Morales joins David Ferreira and Steve Zakuani on the sidelines, and if you add Branko Boskovic to the mix (the DC midfielder was victim of a tackle during a USOC match and tore knee ligaments as a result of it) then you have a handful of standouts who will no longer be able to play with their teams.

Is the league's rough play finally coming to the forefront? Or are these just isolated incidents that all happened to come together at the same time?

Whatever the case, suspensions are one way to prevent would-be tacklers from going at other players too viciously. Tackles are a part of the game but not every tackle needs to result in an injury, let alone a catastrophic one. Brian Mullan, who took out Zakuani with a grisly tackle, was slapped with a record 10-match suspension and fined $5,000.

Will the league follow suit and slap Mondaini with a 10-match ban?

I don't see the same circumstances at all in play with regards to the two tackles. Mullan looked angry at not having gotten a call and seemed bent on taking someone out. Mondaini looked more like a clumsy oaf lunging at a ball.
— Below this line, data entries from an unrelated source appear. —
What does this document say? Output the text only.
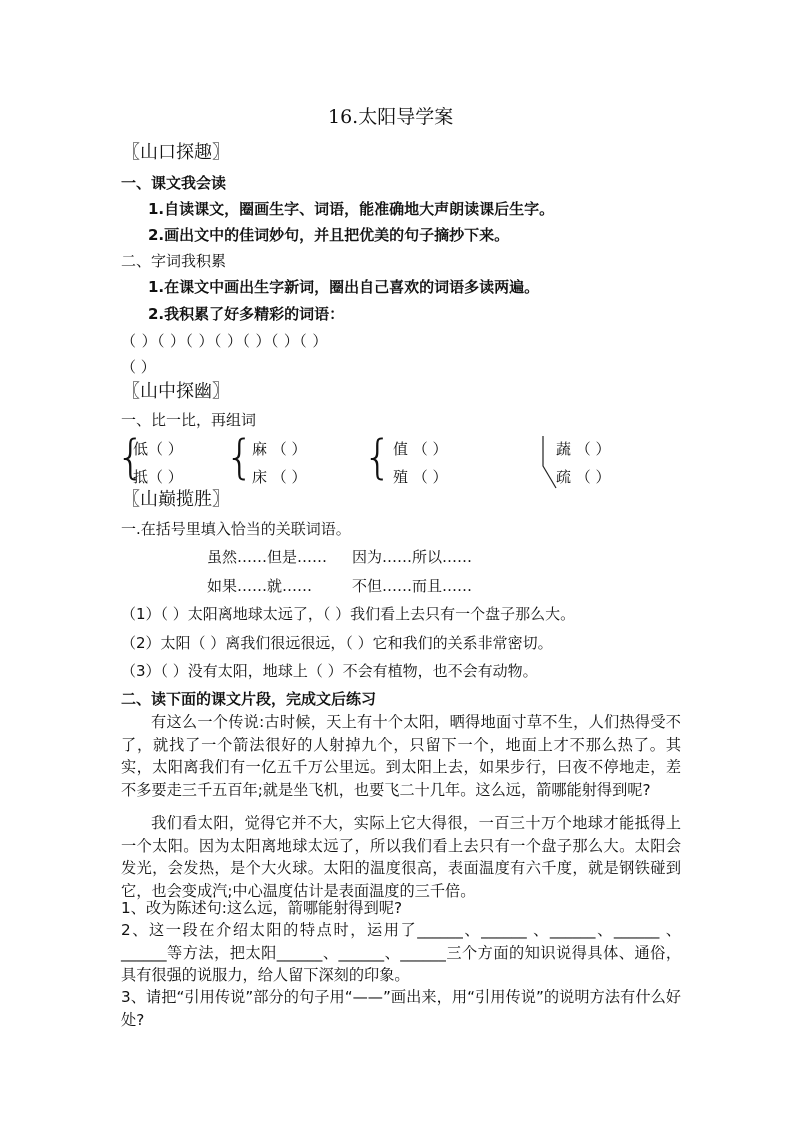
16.太阳导学案
〖山口探趣〗
一、课文我会读
1.自读课文，圈画生字、词语，能准确地大声朗读课后生字。
2.画出文中的佳词妙句，并且把优美的句子摘抄下来。
二、字词我积累
1.在课文中画出生字新词，圈出自己喜欢的词语多读两遍。
2.我积累了好多精彩的词语：
（ ）（ ）（ ）（ ）（ ）（ ）（ ）
（ ）
〖山中探幽〗
一、比一比，再组词
{ { {
低（ ）
抵（ ）
麻 （ ）
床 （ ）
值 （ ）
殖 （ ）
蔬 （ ）
疏 （ ）
〖山巅揽胜〗
一.在括号里填入恰当的关联词语。
虽然……但是…… 因为……所以……
如果……就……	不但……而且……
（1）（ ）太阳离地球太远了，（ ）我们看上去只有一个盘子那么大。
（2）太阳（ ）离我们很远很远，（ ）它和我们的关系非常密切。
（3）（ ）没有太阳，地球上（ ）不会有植物，也不会有动物。
二、读下面的课文片段，完成文后练习
有这么一个传说:古时候，天上有十个太阳，晒得地面寸草不生，人们热得受不了，就找了一个箭法很好的人射掉九个，只留下一个，地面上才不那么热了。其实，太阳离我们有一亿五千万公里远。到太阳上去，如果步行，曰夜不停地走，差不多要走三千五百年;就是坐飞机，也要飞二十几年。这么远，箭哪能射得到呢?
我们看太阳，觉得它并不大，实际上它大得很，一百三十万个地球才能抵得上一个太阳。因为太阳离地球太远了，所以我们看上去只有一个盘子那么大。太阳会发光，会发热，是个大火球。太阳的温度很高，表面温度有六千度，就是钢铁碰到它，也会变成汽;中心温度估计是表面温度的三千倍。
1、改为陈述句:这么远，箭哪能射得到呢?
2、这一段在介绍太阳的特点时，运用了______、______ 、______、______ 、______等方法，把太阳______、______、______三个方面的知识说得具体、通俗，具有很强的说服力，给人留下深刻的印象。
3、请把“引用传说”部分的句子用“——”画出来，用“引用传说”的说明方法有什么好处?
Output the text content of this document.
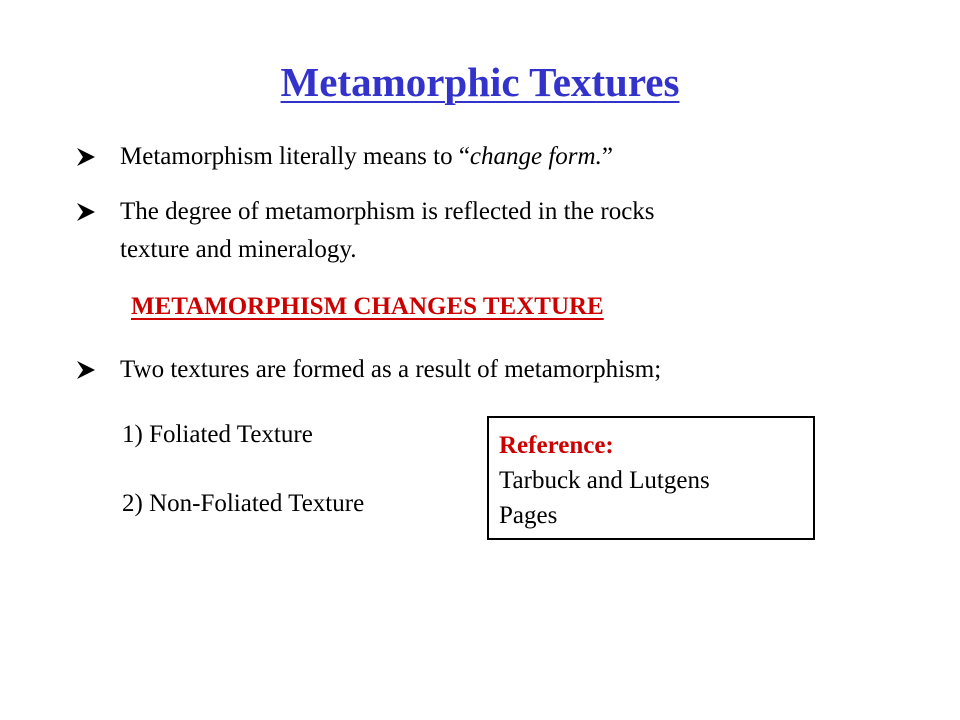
Metamorphic Textures
Metamorphism literally means to “change form.”
The degree of metamorphism is reflected in the rocks
texture and mineralogy.
METAMORPHISM CHANGES TEXTURE
Two textures are formed as a result of metamorphism;
1) Foliated Texture
2) Non-Foliated Texture
Reference:
Tarbuck and Lutgens
Pages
A three-match ban would be fair for Mondaini, but a ban of up to five games might be reasonable. Anything more is overreaction, not just because of what happened to Zakuani but what happened to Ferreira and what could happen to the next name player.

Having said that, I expect the league to overreact and give Mondaini seven games. For the record, Jonathan Leathers who took out Ferreira with a tackle, was not suspended and was not even called for a foul on the play. After all, not all tackles are dirty, nor are they vicious. There is a fine line between tackles and there's even a finer line between dirty tackles like Mullan's and clumsy tackles like Mondaini's.

The hope is this trend of stars falling by the wayside ends.